Already, the National Association of Resident Doctors (NARD), had issued a three-week strike notice that is expected to end on Jan. 2, 2017, as they agitate for a uniform template for the Residency Programme, infrastructure for tertiary health facilities, proper grading of doctors and payment of outstanding salaries amongst other issues.
In the Lagos University Teaching Hospital (LUTH), Idi-Araba, Lagos, alone, about 20 doctors of the LUTH branch had left the teaching hospital in the last one year.
The Daily Times also gathered that more doctors at the University of Benin Teaching Hospital, (UBTH), Edo State, are planning to travel abroad for the proverbial ‘greener pasture’.
A doctor, who spoke on condition of anonymity, said, “As I speak to you, I’m planning to travel abroad with my family. My wife and I are both medical doctors in the hospital, but we have to go. The hospital’s management isn’t helping matters, it wasn’t this bad, but this year has been rough for us.”
According to him, many doctors are processing their exit from the teaching hospital. “As I speak, people are in different stages of the processes of leaving the hospital.”
The chronic shortage of medics and health workers in Nigeria is becoming worse, resulting in lengthy queues, long waiting times and patients’ dissatisfaction.
Figures show that the country can only boast of not less than 25,000 medical doctors, about 170,000 registered nurses and insufficient pharmacists for the populace-one of the highest shortages among middle-income.
Medical tourism has been on the rise in Nigeria in recent years. Nigeria is the leading African country in medical tourism. It leads by 42.4%. It is estimated that Nigeria spends $1 billion on medical tourism annually.
The rise in the growth has largely been attributed to the poor healthcare system in Nigeria.
According to the Indian High Commission, Indian hospitals received 18,000 Nigerians on medical visas in 2012; 47% of Nigerians were in India to receive medical treatment and spent approximately $260 million USD.

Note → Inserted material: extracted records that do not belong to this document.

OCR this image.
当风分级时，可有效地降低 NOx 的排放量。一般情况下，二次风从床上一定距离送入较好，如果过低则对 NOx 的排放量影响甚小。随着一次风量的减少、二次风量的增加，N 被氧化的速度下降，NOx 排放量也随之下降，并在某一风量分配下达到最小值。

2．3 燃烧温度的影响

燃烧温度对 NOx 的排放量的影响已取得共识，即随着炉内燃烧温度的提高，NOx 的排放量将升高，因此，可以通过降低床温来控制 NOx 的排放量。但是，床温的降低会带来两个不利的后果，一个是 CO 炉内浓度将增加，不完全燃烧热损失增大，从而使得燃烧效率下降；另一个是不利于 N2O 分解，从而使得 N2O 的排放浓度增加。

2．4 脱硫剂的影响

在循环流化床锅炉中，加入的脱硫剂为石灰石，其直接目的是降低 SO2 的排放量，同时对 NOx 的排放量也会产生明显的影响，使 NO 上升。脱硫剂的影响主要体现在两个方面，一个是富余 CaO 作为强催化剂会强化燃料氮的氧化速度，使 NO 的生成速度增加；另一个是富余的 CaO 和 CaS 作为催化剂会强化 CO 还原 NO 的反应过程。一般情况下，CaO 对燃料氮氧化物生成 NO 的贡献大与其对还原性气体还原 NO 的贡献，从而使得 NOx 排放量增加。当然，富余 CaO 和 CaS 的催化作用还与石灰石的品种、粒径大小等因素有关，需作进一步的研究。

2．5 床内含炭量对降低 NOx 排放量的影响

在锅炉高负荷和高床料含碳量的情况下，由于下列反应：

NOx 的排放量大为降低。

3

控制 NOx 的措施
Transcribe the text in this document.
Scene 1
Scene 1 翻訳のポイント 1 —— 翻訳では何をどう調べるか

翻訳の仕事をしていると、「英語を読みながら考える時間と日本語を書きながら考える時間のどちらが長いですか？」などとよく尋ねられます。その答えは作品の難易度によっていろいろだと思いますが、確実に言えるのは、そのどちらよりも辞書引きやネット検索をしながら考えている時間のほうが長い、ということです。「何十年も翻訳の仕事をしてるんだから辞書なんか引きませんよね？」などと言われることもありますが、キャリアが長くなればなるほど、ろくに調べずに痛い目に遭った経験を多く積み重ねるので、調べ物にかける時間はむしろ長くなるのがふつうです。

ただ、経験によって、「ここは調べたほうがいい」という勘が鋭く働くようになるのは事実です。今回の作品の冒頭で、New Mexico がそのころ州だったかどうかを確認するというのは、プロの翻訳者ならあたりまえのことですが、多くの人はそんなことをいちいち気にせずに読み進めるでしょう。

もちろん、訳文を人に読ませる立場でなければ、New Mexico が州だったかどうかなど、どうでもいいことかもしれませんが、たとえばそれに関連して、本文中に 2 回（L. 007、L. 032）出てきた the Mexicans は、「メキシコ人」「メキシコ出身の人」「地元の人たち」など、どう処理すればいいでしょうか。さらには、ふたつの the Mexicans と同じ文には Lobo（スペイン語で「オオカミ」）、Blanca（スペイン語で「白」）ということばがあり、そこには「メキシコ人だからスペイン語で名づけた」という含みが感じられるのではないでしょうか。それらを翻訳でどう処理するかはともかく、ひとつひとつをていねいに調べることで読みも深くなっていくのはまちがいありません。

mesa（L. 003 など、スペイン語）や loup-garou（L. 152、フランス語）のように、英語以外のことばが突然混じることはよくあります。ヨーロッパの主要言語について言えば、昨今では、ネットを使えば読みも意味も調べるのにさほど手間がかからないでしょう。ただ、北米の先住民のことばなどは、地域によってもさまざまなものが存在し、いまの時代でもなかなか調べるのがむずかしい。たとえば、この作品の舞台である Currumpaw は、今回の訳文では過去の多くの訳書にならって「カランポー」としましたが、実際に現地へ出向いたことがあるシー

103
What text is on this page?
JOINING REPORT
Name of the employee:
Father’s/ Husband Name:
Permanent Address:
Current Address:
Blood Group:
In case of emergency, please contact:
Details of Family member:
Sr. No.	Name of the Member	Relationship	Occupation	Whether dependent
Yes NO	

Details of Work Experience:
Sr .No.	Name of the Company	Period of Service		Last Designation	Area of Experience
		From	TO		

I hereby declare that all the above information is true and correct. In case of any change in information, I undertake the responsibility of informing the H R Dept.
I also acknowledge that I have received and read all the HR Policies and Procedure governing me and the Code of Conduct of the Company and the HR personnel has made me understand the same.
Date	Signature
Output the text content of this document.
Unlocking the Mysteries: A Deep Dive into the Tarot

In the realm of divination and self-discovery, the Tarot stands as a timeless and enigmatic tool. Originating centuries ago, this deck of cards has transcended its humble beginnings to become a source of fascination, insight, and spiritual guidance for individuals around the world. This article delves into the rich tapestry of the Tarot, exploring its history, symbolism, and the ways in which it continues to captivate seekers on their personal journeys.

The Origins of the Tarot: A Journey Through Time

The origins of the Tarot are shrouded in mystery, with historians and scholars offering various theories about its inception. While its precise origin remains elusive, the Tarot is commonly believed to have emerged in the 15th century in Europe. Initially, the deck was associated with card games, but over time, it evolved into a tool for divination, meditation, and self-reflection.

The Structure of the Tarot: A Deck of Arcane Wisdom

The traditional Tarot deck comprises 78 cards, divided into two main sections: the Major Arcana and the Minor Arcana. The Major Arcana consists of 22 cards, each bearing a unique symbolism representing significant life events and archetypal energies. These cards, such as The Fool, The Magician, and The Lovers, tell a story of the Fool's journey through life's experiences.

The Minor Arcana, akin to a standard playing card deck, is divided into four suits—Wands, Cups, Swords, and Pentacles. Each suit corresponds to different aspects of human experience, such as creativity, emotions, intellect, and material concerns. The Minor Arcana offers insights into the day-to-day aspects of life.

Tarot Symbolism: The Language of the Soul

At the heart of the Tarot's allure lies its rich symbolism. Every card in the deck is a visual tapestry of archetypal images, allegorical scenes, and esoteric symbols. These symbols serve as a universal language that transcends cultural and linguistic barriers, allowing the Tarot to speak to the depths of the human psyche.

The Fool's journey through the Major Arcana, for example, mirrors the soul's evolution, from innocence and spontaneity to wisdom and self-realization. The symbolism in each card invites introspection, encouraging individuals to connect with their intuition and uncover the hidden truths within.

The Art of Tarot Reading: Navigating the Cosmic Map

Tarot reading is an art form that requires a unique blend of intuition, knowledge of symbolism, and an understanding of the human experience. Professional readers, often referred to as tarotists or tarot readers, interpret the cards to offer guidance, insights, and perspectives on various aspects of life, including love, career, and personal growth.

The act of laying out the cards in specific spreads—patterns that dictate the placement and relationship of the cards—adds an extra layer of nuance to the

On the 11th of August, 2016, the fight against polio suffered a setback, as the Federal Government reported that two children were paralysed by the disease in Borno state, North east Nigeria.
However, Chairman, Nigeria National PolioPlus Committee(NNPPC), Dr.Tunji Funsho, in an interview with The Daily Times, said, “as long as we are able to confront complacency, intensify our efforts on surveillance and encourage routine immunization, we will get to the end of polio in Nigeria.”
The Nigeria Centre for Disease Control (NCDC), recently said Nigeria recorded the largest outbreaks of Lassa fever in its history between 2015 and 2016, with 273 reported cases resulting to 149 deaths.
Of these, 165 cases and 89 deaths have been confirmed through laboratory testing (CFR: 53.9%). The cases were reported from 23 states in Nigeria, according to the World Health Organisation (WHO).
In a letter signed by the Director, Department of Hospital Services, Dr Wapada Balami to all Chief Medical Directors, Medical Directors and Federal Tertiary Hospitals on resurgence of Lassa Fever, it said that with the resurgence of the fever in Ogun state, all CMDs, MDs and federal tertiary institutions are to “activate their surveillance systems, maintain universal precaution and embark on community mobilization, to ensure that this resurgence does not escalate to epidemic proportions.”
However, stakeholders have said that, there is need to prioritise healthcare in Nigeria, as health is wealth.